Research group develops 3D chocolate-printing technology

Engineers at Exeter University are collaborating with partners at Brunel University and software developer Delcam to create a three-dimensional printer that can build products from chocolate.

Their research is being funded as part of the Research Council UK Cross-Research Council Digital Economy Programme and is managed by the EPSRC on behalf of the Economic and Social Research Council (ESRC), the Arts and Humanities Research Council (AHRC) and the Medical Research Council (MRC).

3D printing is a technology where a three-dimensional object is created by building up successive layers of material. The technology is already used in industry to produce plastic and metal products, but this is believed to be the first time it has been applied to chocolate.

The research has presented many challenges. Chocolate is not an easy material to work with because it requires accurate heating and cooling cycles. These variables then have to be integrated with the correct flow rates for the 3D printing process. Researchers overcame these difficulties with the development of new temperature and heating-control systems.

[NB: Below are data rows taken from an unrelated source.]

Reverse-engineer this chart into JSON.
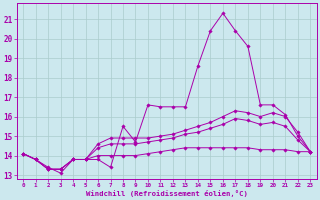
{
  "xlabel": "Windchill (Refroidissement éolien,°C)",
  "bg_color": "#cce8ee",
  "grid_color": "#aacccc",
  "line_color": "#aa00aa",
  "xlim": [
    -0.5,
    23.5
  ],
  "ylim": [
    12.8,
    21.8
  ],
  "yticks": [
    13,
    14,
    15,
    16,
    17,
    18,
    19,
    20,
    21
  ],
  "xticks": [
    0,
    1,
    2,
    3,
    4,
    5,
    6,
    7,
    8,
    9,
    10,
    11,
    12,
    13,
    14,
    15,
    16,
    17,
    18,
    19,
    20,
    21,
    22,
    23
  ],
  "series": [
    {
      "x": [
        0,
        1,
        2,
        3,
        4,
        5,
        6,
        7,
        8,
        9,
        10,
        11,
        12,
        13,
        14,
        15,
        16,
        17,
        18,
        19,
        20,
        21,
        22,
        23
      ],
      "y": [
        14.1,
        13.8,
        13.4,
        13.1,
        13.8,
        13.8,
        13.8,
        13.4,
        15.5,
        14.7,
        16.6,
        16.5,
        16.5,
        16.5,
        18.6,
        20.4,
        21.3,
        20.4,
        19.6,
        16.6,
        16.6,
        16.1,
        15.0,
        14.2
      ]
    },
    {
      "x": [
        0,
        1,
        2,
        3,
        4,
        5,
        6,
        7,
        8,
        9,
        10,
        11,
        12,
        13,
        14,
        15,
        16,
        17,
        18,
        19,
        20,
        21,
        22,
        23
      ],
      "y": [
        14.1,
        13.8,
        13.3,
        13.3,
        13.8,
        13.8,
        14.6,
        14.9,
        14.9,
        14.9,
        14.9,
        15.0,
        15.1,
        15.3,
        15.5,
        15.7,
        16.0,
        16.3,
        16.2,
        16.0,
        16.2,
        16.0,
        15.2,
        14.2
      ]
    },
    {
      "x": [
        0,
        1,
        2,
        3,
        4,
        5,
        6,
        7,
        8,
        9,
        10,
        11,
        12,
        13,
        14,
        15,
        16,
        17,
        18,
        19,
        20,
        21,
        22,
        23
      ],
      "y": [
        14.1,
        13.8,
        13.3,
        13.3,
        13.8,
        13.8,
        14.4,
        14.6,
        14.6,
        14.6,
        14.7,
        14.8,
        14.9,
        15.1,
        15.2,
        15.4,
        15.6,
        15.9,
        15.8,
        15.6,
        15.7,
        15.5,
        14.8,
        14.2
      ]
    },
    {
      "x": [
        0,
        1,
        2,
        3,
        4,
        5,
        6,
        7,
        8,
        9,
        10,
        11,
        12,
        13,
        14,
        15,
        16,
        17,
        18,
        19,
        20,
        21,
        22,
        23
      ],
      "y": [
        14.1,
        13.8,
        13.3,
        13.3,
        13.8,
        13.8,
        14.0,
        14.0,
        14.0,
        14.0,
        14.1,
        14.2,
        14.3,
        14.4,
        14.4,
        14.4,
        14.4,
        14.4,
        14.4,
        14.3,
        14.3,
        14.3,
        14.2,
        14.2
      ]
    }
  ]
}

Research leader Dr Liang Hao of Exeter University’s College of Engineering, Mathematics and Physical Sciences said: ’In the long term, the technology could be developed to help consumers custom design many products from different materials, but we’ve started with chocolate as it is readily available, low cost and non-hazardous.’

A consumer-friendly interface to design the chocolate objects is also in development. Researchers hope that an online retail business will host a website for users to upload their chocolate designs for 3D printing and delivery. Designs need not start from scratch — the web-based utility will also allow users to see designs created by others to modify for their own use.

Dr Hao added: ’In the future, this kind of technology will allow people to produce and design many other products, such as jewellery or household goods. Eventually we may see many mass-produced products replaced by unique designs created by the customer.’